Commenting on today’s announcement, John L. Thornton, Executive Chairman of Barrick, said: “The combination of Barrick and Randgold will create a new champion for value creation in the gold mining industry, bringing together the world’s largest collection of Tier One Gold Assets, with a proven management team that has consistently delivered among the best shareholder returns in the gold sector over the past decade. Our overriding measure of success will be the returns we generate and not the number of ounces we produce, balancing boldness and prudence to deliver consistent and growing returns to our fellow owners, a truly simple but radical and achievable concept. There are no premiums in the merger because we strongly believe in the opportunity to add significant value for our shareholders from the disciplined management of our combined asset base and a focus on truly profitable growth.”
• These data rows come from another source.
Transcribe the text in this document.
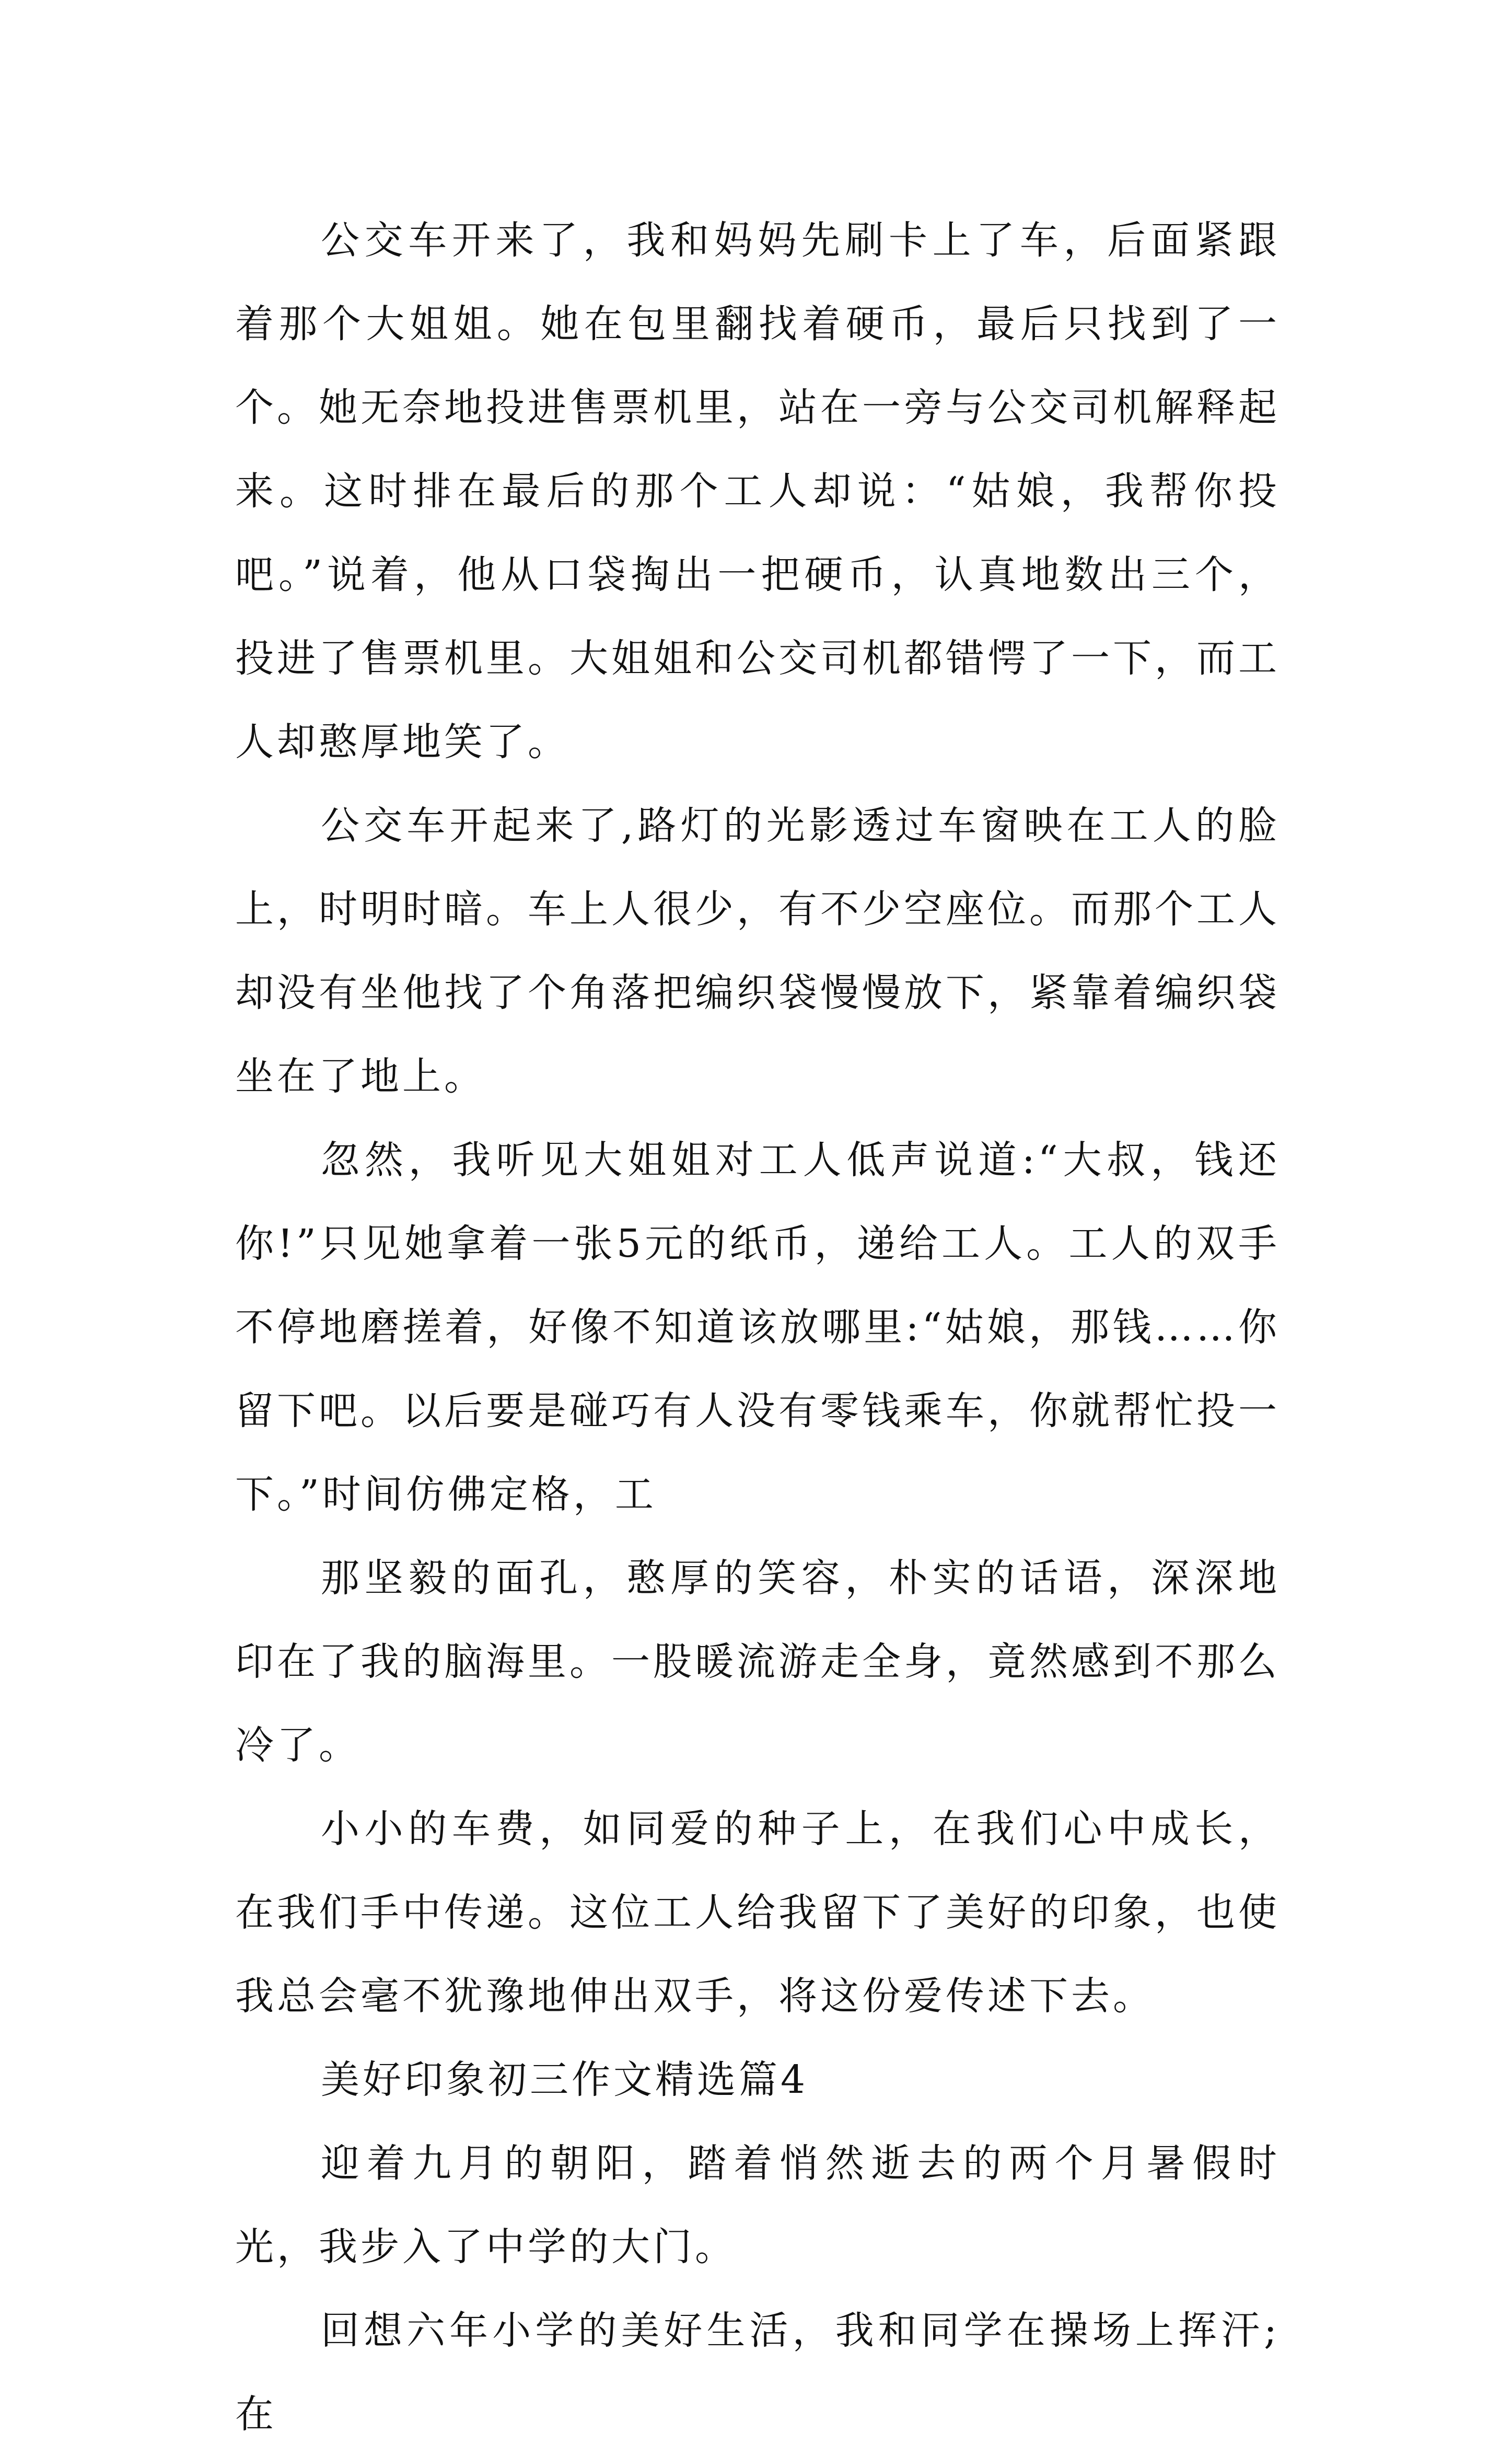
公交车开来了，我和妈妈先刷卡上了车，后面紧跟着那个大姐姐。她在包里翻找着硬币，最后只找到了一个。她无奈地投进售票机里，站在一旁与公交司机解释起来。这时排在最后的那个工人却说：“姑娘，我帮你投吧。”说着，他从口袋掏出一把硬币，认真地数出三个，投进了售票机里。大姐姐和公交司机都错愕了一下，而工人却憨厚地笑了。

公交车开起来了,路灯的光影透过车窗映在工人的脸上，时明时暗。车上人很少，有不少空座位。而那个工人却没有坐他找了个角落把编织袋慢慢放下，紧靠着编织袋坐在了地上。

忽然，我听见大姐姐对工人低声说道:“大叔，钱还你!”只见她拿着一张5元的纸币，递给工人。工人的双手不停地磨搓着，好像不知道该放哪里:“姑娘，那钱……你留下吧。以后要是碰巧有人没有零钱乘车，你就帮忙投一下。”时间仿佛定格，工

那坚毅的面孔，憨厚的笑容，朴实的话语，深深地印在了我的脑海里。一股暖流游走全身，竟然感到不那么冷了。

小小的车费，如同爱的种子上，在我们心中成长，在我们手中传递。这位工人给我留下了美好的印象，也使我总会毫不犹豫地伸出双手，将这份爱传述下去。

美好印象初三作文精选篇4

迎着九月的朝阳，踏着悄然逝去的两个月暑假时光，我步入了中学的大门。

回想六年小学的美好生活，我和同学在操场上挥汗;在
Commenting on today’s announcement, Mark Bristow, Chief Executive Officer of Randgold, said: “Our industry has been criticised for its short-term focus, undisciplined growth and poor returns on invested capital. The merged company will be very different. Its goal will be to deliver sector leading returns, and in order to achieve this, we will need to take a very critical view of our asset base and how we run our business, and be prepared to make tough decisions. By employing a strategy similar to the one that proved very successful at Randgold, but on a larger scale, the New Barrick Group will leverage some of the world’s best mines and talent to create real value for all stakeholders.”
The Merger is expected to close by Q1 2019. Following completion of the merger:
- John L. Thornton, Executive Chairman of Barrick, will become Executive Chairman of the New Barrick Group.
- Mark Bristow, Chief Executive Officer of Randgold, will become President and Chief Executive Officer of the New Barrick Group.
- Graham Shuttleworth, Finance Director and Chief Financial Officer of Randgold, will become Senior Executive Vice President and Chief Financial Officer of the New Barrick Group.
- Kevin Thomson, Senior Executive Vice President, Strategic Matters of Barrick, will become Senior Executive Vice President, Strategic Matters of the New Barrick Group.
- Two-thirds of the directors of the Board of the New Barrick Group will be nominated by Barrick, and one-third will be nominated by Randgold.
Shares in the New Barrick Group issued to Randgold Shareholders will be admitted to trade on the New York Stock Exchange and the Toronto Stock Exchange, subject to the approval or acceptance of each exchange.